Alguns ateus supõem que todas as pessoas pensativas, reflexivas, suficientemente inteligentes e suficientemente bem informadas que dedicam atenção séria ao assunto acreditam que não existem deuses. Ou seja, alguns ateus supõem que aqueles que não acreditam que não existem deuses são irrefletidos, estúpidos, ignorantes, ou talvez as três coisas juntas. (Não é preciso esforço algum para encontrar memes ateus com tags como a seguinte: 'O cérebro humano é um órgão incrível. Ele continua funcionando 24 horas por dia, 7 dias por semana e 52 semanas por ano, desde antes de você sair do útero até encontrar Deus.' 'Se você pudesse argumentar com os teístas, não haveria teístas.' 'Os leões geralmente não gostavam de comer monoteístas porque eles eram cheios de merda.' 'Você não está um pouco velho demais para um amigo imaginário?' Etc.) Outros ateus supõem que existem pessoas pensativas, reflexivas, suficientemente inteligentes e suficientemente bem informadas que dão atenção séria ao assunto, mas que não acreditam que não existem deuses. Esses ateus supõem que pode haver desacordo razoável entre pessoas pensativas, reflexivas, suficientemente inteligentes e suficientemente bem informadas sobre a existência de deuses. Dado que há centenas de milhões de ateus no mundo, não deveria ser nem um pouco surpreendente que, enquanto alguns deles são belicosos, intolerantes, grosseiros, convencidos, levianos, sem graça, falsos, pretensiosos, rancorosos, presunçosos, odiosos, vaidosos e assim por diante, há muitos ateus que não são nada disso.

2.5 PROVAS E CONHECIMENTO

Algumas pessoas supõem que alguém não é considerado ateu simplesmente por acreditar que não existem deuses; em vez disso, para ser considerado ateu, é preciso supor ainda que se tenha provas de que não existem deuses, ou que se saiba que não existem deuses, ou que se tenha certeza de que não existem deuses. Entendo que todas essas visões estão equivocadas. É verdade que existem alguns ateus que afirmam ter provas de que não existem deuses; e existem alguns ateus que pensam que são obrigados a fazer a afirmação adicional de que sabem que não existem deuses; e existem alguns ateus que têm certeza de que não existem deuses. Mas existem muitos ateus que negam ter provas de que não existem deuses; e existem muitos ateus que negam precisar fazer a afirmação adicional de que sabem que não existem deuses; e existem muitos ateus que não afirmam ter certeza de que não existem deuses.

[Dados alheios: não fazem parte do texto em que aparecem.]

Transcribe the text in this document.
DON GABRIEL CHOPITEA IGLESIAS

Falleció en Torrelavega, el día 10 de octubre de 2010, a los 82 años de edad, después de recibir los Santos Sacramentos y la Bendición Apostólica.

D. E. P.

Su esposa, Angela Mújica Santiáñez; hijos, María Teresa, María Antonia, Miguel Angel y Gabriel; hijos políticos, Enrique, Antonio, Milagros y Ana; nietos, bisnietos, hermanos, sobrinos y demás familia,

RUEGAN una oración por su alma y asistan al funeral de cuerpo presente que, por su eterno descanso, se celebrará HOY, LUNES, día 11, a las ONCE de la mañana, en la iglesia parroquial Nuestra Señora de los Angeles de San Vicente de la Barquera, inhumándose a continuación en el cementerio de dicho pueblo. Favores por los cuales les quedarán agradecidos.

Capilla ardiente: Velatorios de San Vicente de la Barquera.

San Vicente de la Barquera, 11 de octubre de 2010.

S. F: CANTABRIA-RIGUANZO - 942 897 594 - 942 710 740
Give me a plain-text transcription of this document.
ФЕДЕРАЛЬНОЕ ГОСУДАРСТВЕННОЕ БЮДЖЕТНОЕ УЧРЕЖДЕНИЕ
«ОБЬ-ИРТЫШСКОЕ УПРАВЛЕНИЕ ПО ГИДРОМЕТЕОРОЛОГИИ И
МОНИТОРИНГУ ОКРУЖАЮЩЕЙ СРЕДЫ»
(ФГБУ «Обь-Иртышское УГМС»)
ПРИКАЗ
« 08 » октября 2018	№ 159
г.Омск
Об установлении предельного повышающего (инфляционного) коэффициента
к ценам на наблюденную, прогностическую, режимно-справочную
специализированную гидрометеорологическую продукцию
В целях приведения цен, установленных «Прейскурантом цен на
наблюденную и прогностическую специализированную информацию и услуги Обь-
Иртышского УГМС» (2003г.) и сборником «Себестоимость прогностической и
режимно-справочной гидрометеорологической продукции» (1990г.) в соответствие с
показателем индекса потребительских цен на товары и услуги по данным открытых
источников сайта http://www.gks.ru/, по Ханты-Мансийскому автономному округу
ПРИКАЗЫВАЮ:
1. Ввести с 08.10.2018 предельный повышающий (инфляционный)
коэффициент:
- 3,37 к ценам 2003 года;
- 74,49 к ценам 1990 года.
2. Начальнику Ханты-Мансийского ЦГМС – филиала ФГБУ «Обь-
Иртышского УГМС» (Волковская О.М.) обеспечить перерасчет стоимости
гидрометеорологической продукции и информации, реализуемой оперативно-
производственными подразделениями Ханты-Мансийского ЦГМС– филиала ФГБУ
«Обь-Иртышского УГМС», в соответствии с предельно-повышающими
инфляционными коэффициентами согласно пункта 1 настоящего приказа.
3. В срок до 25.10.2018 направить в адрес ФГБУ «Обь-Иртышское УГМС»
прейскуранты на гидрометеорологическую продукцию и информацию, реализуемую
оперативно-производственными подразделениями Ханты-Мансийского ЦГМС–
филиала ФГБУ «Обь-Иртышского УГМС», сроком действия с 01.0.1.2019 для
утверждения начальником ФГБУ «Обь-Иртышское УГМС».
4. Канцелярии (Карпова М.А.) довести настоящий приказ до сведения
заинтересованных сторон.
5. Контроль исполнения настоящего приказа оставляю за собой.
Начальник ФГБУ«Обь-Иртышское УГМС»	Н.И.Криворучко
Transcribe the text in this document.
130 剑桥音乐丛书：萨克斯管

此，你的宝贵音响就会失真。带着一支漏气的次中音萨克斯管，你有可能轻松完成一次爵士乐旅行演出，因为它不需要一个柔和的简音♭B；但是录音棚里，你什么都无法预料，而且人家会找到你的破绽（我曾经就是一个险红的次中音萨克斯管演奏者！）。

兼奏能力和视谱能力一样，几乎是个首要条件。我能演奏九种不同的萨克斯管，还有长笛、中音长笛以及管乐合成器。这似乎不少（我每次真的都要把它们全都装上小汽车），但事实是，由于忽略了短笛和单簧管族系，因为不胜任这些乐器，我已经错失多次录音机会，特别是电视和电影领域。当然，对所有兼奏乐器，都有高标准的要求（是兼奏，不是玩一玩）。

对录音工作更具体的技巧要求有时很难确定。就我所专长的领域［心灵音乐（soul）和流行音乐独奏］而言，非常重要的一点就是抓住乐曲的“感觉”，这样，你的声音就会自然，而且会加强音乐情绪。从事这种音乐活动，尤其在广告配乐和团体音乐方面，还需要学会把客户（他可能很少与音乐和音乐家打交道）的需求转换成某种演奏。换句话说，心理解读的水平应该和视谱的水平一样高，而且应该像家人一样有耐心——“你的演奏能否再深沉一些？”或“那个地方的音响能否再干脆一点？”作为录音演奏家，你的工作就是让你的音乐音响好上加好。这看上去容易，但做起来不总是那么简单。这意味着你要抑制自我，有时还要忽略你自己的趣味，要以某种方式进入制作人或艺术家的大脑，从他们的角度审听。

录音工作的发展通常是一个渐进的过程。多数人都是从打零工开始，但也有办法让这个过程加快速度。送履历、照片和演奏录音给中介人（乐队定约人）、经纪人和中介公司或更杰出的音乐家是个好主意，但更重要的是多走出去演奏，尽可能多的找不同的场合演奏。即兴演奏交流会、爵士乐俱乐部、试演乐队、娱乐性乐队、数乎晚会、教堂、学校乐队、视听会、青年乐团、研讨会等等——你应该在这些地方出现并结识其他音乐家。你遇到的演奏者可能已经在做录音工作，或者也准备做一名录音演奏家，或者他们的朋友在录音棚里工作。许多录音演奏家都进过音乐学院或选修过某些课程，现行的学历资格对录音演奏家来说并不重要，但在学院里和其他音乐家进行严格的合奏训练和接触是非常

O lar natural da prova são as ciências formais: matemática, lógica, estatística, teoria dos jogos e similares. Há duas características necessárias para que as derivações sejam provas. Primeiro, cada uma das etapas inferenciais na derivação deve ser universalmente aprovada por especialistas. Quando essa condição é satisfeita, há um consenso universal entre os especialistas de que a conclusão da derivação decorre das premissas (ou seja, das afirmações que foram assumidas sem argumentação como ponto de partida da derivação). Segundo, cada uma das premissas da derivação deve ser universalmente aceita pelos especialistas. Quando essa segunda condição não é satisfeita, em circunstâncias em que a primeira condição é satisfeita, não temos uma prova da conclusão da derivação; em vez disso, temos apenas uma prova de que a conclusão da derivação decorre das premissas. Embora existam muitos conjuntos de premissas que implicam que não existem deuses (ou seja, embora existam muitas provas de que a afirmação de que não existem deuses decorre de conjuntos específicos de premissas), não há um conjunto de premissas, sobre o qual haja um consenso universal entre os especialistas, que implique que não existem deuses. Ateus que supõem que existem derivações da afirmação de que não existem deuses a partir de premissas sobre as quais há consenso universal entre especialistas estão simplesmente equivocados.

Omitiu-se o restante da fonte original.